Jelly Roll Morton passa le reste du voyage enfermé dans sa cabine. A l’arrivée à Southampton, il descendit du Virginian. Le lendemain, il repartit pour l’Amérique. Mais sur un autre bateau. Il ne voulait plus entendre parler de Novecento ni du reste. Il voulait rentrer, point.

Accoudé à la rambarde, sur le pont des troisièmes classes, Novecento le vit descendre, avec son beau costume blanc et toutes ses valises, de belles valises en cuir clair. Et je me souviens qu’il dit seulement :

« Et au cul aussi le jazz. »

Liverpool New York Liverpool Rio de Janeiro Boston Cork Lisbonne Santiago du Chili Rio de Janeiro Antilles New York Liverpool Boston Liverpool Hambourg New York Hambourg New York Gênes Floride Rio de Janeiro Floride New York Gênes Lisbonne Rio de Janeiro Liverpool Rio de Janeiro Liverpool New York Cork Cherbourg Vancouver Cherbourg Cork Boston Liverpool Rio de Janeiro New York Liverpool Santiago du Chili New York Liverpool Océan, plein milieu. C’est là, à ce moment-là, que le tableau se décrocha.
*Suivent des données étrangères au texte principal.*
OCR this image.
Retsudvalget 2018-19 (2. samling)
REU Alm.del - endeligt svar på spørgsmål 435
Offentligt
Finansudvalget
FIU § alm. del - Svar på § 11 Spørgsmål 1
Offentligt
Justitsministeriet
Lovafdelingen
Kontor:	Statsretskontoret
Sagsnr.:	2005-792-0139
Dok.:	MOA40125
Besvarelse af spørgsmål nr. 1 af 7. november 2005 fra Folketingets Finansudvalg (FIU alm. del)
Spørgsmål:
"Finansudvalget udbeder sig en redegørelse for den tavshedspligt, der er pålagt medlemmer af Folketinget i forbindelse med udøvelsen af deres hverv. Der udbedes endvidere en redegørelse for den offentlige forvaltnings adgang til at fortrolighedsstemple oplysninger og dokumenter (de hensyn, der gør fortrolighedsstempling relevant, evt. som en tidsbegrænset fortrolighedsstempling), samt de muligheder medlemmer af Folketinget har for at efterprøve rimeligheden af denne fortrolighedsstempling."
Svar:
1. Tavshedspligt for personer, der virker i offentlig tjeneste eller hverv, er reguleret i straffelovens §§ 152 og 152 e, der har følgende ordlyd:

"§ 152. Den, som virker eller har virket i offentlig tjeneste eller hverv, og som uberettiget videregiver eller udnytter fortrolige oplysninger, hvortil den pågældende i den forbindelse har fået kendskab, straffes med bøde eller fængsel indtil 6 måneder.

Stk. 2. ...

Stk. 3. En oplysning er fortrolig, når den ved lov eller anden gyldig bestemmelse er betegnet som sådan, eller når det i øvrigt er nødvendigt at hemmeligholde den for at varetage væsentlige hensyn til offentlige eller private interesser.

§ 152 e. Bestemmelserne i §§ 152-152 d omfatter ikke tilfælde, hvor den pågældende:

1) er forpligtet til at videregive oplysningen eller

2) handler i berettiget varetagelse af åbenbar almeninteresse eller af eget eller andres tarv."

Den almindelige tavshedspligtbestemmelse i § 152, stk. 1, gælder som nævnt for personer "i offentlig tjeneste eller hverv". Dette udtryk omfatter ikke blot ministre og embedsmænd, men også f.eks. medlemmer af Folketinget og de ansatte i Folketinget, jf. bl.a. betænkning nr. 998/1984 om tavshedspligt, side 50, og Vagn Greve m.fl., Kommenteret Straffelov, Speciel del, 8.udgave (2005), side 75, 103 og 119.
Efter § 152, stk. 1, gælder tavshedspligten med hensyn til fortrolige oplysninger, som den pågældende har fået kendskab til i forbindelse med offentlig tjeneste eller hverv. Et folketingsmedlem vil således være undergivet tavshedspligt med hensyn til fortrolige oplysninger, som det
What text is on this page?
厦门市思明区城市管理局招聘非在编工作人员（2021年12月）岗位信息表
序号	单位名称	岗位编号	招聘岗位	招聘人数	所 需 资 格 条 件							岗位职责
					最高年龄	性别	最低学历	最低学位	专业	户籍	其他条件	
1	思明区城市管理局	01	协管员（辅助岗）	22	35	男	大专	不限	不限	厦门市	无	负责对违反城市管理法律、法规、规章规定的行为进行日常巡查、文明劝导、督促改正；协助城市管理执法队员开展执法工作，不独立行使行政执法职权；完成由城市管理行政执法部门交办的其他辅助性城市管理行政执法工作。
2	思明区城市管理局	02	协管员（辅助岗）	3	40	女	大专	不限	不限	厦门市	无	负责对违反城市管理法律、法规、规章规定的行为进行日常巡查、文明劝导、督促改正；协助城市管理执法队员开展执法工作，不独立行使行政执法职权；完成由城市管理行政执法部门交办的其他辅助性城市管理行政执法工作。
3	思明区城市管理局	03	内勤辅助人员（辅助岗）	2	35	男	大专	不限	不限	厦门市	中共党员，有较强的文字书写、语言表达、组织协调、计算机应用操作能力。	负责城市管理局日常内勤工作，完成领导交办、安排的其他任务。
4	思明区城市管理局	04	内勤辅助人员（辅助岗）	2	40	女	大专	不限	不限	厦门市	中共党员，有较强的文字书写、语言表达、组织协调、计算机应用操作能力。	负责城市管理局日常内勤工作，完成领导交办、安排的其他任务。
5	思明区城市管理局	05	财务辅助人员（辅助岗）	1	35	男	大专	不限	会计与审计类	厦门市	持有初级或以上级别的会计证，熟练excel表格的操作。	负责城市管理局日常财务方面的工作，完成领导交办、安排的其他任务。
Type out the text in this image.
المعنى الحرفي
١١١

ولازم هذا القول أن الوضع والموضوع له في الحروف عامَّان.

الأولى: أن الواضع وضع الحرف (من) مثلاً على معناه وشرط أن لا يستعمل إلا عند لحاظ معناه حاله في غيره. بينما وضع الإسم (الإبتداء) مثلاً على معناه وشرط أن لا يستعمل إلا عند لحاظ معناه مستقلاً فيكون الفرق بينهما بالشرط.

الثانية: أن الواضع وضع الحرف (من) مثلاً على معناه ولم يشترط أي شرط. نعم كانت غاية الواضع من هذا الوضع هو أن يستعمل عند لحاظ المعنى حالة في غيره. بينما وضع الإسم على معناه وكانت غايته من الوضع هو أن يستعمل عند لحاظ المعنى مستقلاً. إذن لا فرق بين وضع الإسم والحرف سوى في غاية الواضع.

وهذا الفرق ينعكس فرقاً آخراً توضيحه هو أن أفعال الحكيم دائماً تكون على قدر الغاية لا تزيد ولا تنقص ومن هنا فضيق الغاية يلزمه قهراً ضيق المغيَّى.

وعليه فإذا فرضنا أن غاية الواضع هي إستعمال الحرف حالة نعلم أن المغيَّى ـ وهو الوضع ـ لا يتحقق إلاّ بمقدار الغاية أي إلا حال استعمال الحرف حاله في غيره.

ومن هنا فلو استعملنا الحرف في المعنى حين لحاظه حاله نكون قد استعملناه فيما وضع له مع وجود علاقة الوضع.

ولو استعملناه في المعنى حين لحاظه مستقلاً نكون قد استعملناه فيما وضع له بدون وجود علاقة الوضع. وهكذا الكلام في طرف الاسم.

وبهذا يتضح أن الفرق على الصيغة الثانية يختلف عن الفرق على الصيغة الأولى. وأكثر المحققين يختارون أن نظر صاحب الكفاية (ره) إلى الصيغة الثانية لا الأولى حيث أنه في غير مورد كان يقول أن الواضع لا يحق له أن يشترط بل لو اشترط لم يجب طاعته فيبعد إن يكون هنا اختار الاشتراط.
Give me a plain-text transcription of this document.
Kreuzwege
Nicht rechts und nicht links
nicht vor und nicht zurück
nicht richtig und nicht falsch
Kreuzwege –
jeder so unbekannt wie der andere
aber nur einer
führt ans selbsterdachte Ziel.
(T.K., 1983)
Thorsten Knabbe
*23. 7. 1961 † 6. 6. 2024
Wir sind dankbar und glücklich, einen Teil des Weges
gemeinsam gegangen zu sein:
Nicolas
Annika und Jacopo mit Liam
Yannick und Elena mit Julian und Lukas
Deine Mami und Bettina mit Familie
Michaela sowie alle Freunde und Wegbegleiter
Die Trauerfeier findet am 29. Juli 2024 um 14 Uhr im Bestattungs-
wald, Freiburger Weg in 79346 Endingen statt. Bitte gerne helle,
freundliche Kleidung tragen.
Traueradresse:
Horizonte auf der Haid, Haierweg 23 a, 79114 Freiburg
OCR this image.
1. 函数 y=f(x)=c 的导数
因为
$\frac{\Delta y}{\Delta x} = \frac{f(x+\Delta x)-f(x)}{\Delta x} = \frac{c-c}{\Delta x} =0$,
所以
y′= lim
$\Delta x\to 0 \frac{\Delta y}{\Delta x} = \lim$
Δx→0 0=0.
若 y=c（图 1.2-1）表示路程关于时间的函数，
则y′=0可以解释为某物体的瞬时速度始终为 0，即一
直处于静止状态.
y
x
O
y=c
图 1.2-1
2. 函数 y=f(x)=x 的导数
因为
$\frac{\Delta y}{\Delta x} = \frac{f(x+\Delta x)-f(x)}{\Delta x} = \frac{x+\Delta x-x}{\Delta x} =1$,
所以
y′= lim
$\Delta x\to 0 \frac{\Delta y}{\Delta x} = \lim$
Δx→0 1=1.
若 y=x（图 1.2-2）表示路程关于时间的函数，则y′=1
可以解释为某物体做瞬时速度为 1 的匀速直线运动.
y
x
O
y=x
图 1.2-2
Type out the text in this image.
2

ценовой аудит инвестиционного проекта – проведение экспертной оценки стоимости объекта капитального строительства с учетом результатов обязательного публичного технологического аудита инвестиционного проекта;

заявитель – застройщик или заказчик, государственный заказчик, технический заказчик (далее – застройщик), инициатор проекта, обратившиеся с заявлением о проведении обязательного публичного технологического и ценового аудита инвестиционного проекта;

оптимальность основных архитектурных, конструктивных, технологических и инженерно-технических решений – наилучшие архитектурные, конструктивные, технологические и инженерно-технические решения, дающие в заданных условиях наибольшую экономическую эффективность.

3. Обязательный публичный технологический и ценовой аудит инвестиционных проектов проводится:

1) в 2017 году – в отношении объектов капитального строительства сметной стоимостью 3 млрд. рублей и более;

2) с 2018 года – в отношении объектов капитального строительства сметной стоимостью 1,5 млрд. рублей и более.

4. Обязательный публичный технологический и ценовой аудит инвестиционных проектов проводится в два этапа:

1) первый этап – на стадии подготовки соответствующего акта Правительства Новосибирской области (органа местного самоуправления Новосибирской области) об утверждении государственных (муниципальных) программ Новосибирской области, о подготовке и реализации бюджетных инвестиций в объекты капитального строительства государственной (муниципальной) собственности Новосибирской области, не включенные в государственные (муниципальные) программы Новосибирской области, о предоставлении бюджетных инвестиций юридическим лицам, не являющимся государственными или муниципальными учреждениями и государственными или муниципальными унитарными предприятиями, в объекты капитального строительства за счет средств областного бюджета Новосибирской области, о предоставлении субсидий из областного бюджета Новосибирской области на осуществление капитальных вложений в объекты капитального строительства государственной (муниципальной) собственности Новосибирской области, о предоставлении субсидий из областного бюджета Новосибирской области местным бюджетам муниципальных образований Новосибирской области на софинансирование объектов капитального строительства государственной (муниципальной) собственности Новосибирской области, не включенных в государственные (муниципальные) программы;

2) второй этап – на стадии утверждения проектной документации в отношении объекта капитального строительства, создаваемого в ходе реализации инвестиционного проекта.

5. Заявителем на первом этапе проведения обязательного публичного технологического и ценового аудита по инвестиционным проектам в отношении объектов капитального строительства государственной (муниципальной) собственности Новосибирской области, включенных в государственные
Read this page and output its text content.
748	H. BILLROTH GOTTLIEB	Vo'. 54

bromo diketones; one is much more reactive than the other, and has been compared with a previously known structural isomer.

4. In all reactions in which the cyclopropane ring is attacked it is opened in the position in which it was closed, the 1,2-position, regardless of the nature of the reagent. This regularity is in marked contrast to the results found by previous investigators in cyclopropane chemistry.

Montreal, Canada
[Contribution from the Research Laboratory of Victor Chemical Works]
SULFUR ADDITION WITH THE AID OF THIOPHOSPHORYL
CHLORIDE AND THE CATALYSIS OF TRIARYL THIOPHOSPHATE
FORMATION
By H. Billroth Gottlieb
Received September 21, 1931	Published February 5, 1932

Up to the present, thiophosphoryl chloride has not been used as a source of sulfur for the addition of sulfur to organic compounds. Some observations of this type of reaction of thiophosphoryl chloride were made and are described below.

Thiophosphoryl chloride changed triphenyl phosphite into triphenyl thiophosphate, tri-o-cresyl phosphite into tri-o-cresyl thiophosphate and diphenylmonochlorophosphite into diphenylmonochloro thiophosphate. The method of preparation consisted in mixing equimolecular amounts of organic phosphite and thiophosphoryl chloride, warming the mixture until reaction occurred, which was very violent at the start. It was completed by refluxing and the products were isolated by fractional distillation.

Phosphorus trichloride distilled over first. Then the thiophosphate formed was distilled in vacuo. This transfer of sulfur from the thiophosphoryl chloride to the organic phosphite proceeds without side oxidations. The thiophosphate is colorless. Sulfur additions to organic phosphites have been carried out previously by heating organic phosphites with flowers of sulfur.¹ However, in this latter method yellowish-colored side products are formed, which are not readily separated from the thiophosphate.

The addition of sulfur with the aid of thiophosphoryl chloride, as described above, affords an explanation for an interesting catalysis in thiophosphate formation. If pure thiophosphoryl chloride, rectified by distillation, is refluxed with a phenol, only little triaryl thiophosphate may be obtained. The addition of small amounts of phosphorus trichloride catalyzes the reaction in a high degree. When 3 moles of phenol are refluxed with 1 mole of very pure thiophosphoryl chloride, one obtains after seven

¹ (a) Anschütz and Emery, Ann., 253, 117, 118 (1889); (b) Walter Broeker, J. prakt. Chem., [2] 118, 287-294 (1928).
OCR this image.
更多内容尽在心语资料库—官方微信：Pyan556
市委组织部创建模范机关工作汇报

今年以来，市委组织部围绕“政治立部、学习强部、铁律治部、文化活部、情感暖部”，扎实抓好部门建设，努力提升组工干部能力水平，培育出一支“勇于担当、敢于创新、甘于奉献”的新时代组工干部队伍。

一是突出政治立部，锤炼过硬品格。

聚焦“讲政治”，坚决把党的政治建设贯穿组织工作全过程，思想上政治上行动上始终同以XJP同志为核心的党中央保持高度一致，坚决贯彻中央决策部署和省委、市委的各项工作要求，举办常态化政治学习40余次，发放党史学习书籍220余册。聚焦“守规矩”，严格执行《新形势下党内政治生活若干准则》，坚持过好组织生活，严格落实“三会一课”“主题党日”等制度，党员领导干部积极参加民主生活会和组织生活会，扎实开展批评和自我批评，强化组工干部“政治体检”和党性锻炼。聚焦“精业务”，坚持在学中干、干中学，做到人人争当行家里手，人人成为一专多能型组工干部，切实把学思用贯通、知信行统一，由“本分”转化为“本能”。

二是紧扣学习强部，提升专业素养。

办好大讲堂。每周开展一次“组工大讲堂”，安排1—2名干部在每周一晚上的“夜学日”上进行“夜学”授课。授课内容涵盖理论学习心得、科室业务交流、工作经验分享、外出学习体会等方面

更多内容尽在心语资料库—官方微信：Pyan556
Moi, cette histoire des tableaux, ça m’a toujours fait une drôle d’impression. Ils restent accrochés pendant des années et tout à coup, sans que rien se soit passé, j’ai bien dit rien, vlam, ils tombent. Ils sont là accrochés à leur clou, personne ne leur fait rien, et eux, à un moment donné, vlam, ils tombent, comme des pierres. Dans le silence le plus total, sans rien qui bouge autour, pas une mouche qui vole, et eux : vlam. Sans la moindre raison. Pourquoi à ce moment-là et pas à un autre ? On ne sait pas. Vlam. Qu’est-ce qui est arrivé à ce clou pour que tout à coup il décide qu’il n’en peut plus ? Aurait-il donc une âme, lui aussi, le pauvre malheureux ? Peut-il décider quelque chose ? Ça faisait longtemps qu’ils en parlaient, le tableau et lui, ils hésitaient encore un peu, ils en discutaient tous les soirs, depuis des années, et puis finalement ils se sont décidés pour une date, une heure, une minute, une seconde, maintenant, vlam. Ou alors ils le savaient depuis le début, tous les deux, ils avaient tout combiné entre eux, bon t’oublie pas que dans sept ans je lâche tout, t’inquiète pas, pour moi c’est bon, alors d’accord pour le 13 mai, d’accord, vers six heures, ah j’aimerais mieux six heures moins le quart, d’accord, allez bonne nuit, bonne nuit. Sept ans plus tard, 13 mai, six heures moins le quart : vlam. Incompréhensible. C’est une de ces choses, il faut pas trop y penser, sinon tu sors de là, t’es fou. Quand le tableau se décroche. Quand tu te réveilles un matin à côté d’elle et que tu ne l’aimes plus. Quand tu ouvres le journal et tu lis que la guerre a éclaté. Quand tu vois un train et tu te dis «je me tire ». Quand tu te regardes dans la glace et tu comprends que tu es vieux. Quand Novecento, sur l’Océan, plein milieu, leva les yeux de son assiette et me dit : «À New York, dans trois jours, je descends. »

J’en suis resté baba.

Vlam.

Un tableau, tu ne peux pas lui poser des questions. Mais Novecento, si. Je le laissai tranquille un moment puis je commençai à le tanner, je voulais comprendre pourquoi, il y avait forcément une raison, un type ne reste pas trente-deux ans sur un bateau et puis tout à coup un jour il descend, comme si de rien n’était, sans même dire pourquoi à son meilleur ami, sans rien lui dire du tout.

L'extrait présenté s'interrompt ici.